将大量数据加载到 Oracle SQL 数据库

声明:本页面是StackOverFlow热门问题的中英对照翻译,遵循CC BY-SA 4.0协议,如果您需要使用它,必须同样遵循CC BY-SA许可,注明原文地址和作者信息,同时你必须将它归于原作者(不是我):StackOverFlow 原文地址: http://stackoverflow.com/questions/2992456/
Warning: these are provided under cc-by-sa 4.0 license. You are free to use/share it, But you must attribute it to the original authors (not me): StackOverFlow

提示:将鼠标放在中文语句上可以显示对应的英文。显示中英文
时间:2020-09-18 20:46:14  来源:igfitidea点击:

Loading large amounts of data to an Oracle SQL Database

sqloracleinsertbulkinsertsql-loader

提问by James

I was wondering if anyone had any experience with what I am about to embark on. I have several csv files which are all around a GB or so in size and I need to load them into a an oracle database. While most of my work after loading will be read-only I will need to load updates from time to time. Basically I just need a good tool for loading several rows of data at a time up to my db.

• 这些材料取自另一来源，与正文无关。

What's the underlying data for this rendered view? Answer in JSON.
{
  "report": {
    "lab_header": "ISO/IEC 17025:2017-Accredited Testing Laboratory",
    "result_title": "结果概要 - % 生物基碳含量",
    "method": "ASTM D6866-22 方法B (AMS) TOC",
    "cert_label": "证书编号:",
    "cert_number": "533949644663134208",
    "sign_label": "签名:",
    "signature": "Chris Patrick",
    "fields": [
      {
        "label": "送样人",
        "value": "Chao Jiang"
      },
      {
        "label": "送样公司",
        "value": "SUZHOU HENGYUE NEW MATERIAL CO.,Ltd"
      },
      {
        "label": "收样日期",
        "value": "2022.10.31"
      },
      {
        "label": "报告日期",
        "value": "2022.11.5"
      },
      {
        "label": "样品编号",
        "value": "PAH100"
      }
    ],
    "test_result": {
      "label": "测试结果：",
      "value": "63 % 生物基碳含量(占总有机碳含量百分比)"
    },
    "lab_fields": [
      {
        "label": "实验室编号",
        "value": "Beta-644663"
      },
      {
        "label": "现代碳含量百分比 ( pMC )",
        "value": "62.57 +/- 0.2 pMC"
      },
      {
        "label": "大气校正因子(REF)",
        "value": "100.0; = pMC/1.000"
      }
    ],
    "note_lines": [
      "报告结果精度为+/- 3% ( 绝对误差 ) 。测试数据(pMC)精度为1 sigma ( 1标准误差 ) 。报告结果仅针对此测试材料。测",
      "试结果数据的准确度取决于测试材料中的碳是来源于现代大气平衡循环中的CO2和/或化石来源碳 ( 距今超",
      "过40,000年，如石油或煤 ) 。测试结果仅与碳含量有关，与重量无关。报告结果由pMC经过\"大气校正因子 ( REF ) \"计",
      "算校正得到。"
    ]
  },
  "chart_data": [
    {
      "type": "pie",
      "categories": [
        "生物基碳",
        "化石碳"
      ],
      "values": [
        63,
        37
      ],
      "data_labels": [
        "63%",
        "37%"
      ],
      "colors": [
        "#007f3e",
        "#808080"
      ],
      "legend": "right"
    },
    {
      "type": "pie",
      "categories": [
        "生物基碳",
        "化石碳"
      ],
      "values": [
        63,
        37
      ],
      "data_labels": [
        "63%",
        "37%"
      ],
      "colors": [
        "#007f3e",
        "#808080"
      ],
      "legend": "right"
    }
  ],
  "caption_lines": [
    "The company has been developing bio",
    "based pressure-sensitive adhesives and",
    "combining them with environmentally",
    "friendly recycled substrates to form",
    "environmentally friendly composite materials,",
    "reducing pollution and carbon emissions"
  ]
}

我想知道是否有人对我即将开始的工作有任何经验。我有几个 csv 文件,大小都在 GB 左右,我需要将它们加载到 oracle 数据库中。虽然加载后我的大部分工作都是只读的,但我需要不时加载更新。基本上我只需要一个很好的工具来一次加载几行数据到我的数据库。

Here is what I have found so far:

这是我迄今为止发现的:

  1. I could use SQL Loader t do a lot of the work

  2. I could use Bulk-Insert commands

  3. Some sort of batch insert.

  1. 我可以使用 SQL Loader 来做很多工作

  2. 我可以使用批量插入命令

  3. 某种批量插入。

Using prepared statement somehow might be a good idea. I guess I was wondering what everyone thinks is the fastest way to get this insert done. Any tips?

以某种方式使用准备好的语句可能是一个好主意。我想我想知道每个人都认为完成此插入的最快方法是什么。有小费吗?

回答by DCookie

I would be very surprised if you could roll your own utility that will outperform SQL*Loader Direct Path Loads. Oracle built this utility for exactly this purpose - the likelihood of building something more efficient is practically nil. There is also the Parallel Direct Path Load, which allows you to have multiple direct path load processes running concurrently.

如果您可以推出自己的实用程序,使其性能优于SQL*Loader Direct Path Loads,我会感到非常惊讶。Oracle 正是为此目的构建了这个实用程序——构建更高效的东西的可能性几乎为零。还有Parallel Direct Path Load,它允许您同时运行多个直接路径加载进程。

From the manual:

从手册:

Instead of filling a bind array buffer and passing it to the Oracle database with a SQL INSERT statement, a direct path load uses the direct path API to pass the data to be loaded to the load engine in the server. The load engine builds a column array structure from the data passed to it.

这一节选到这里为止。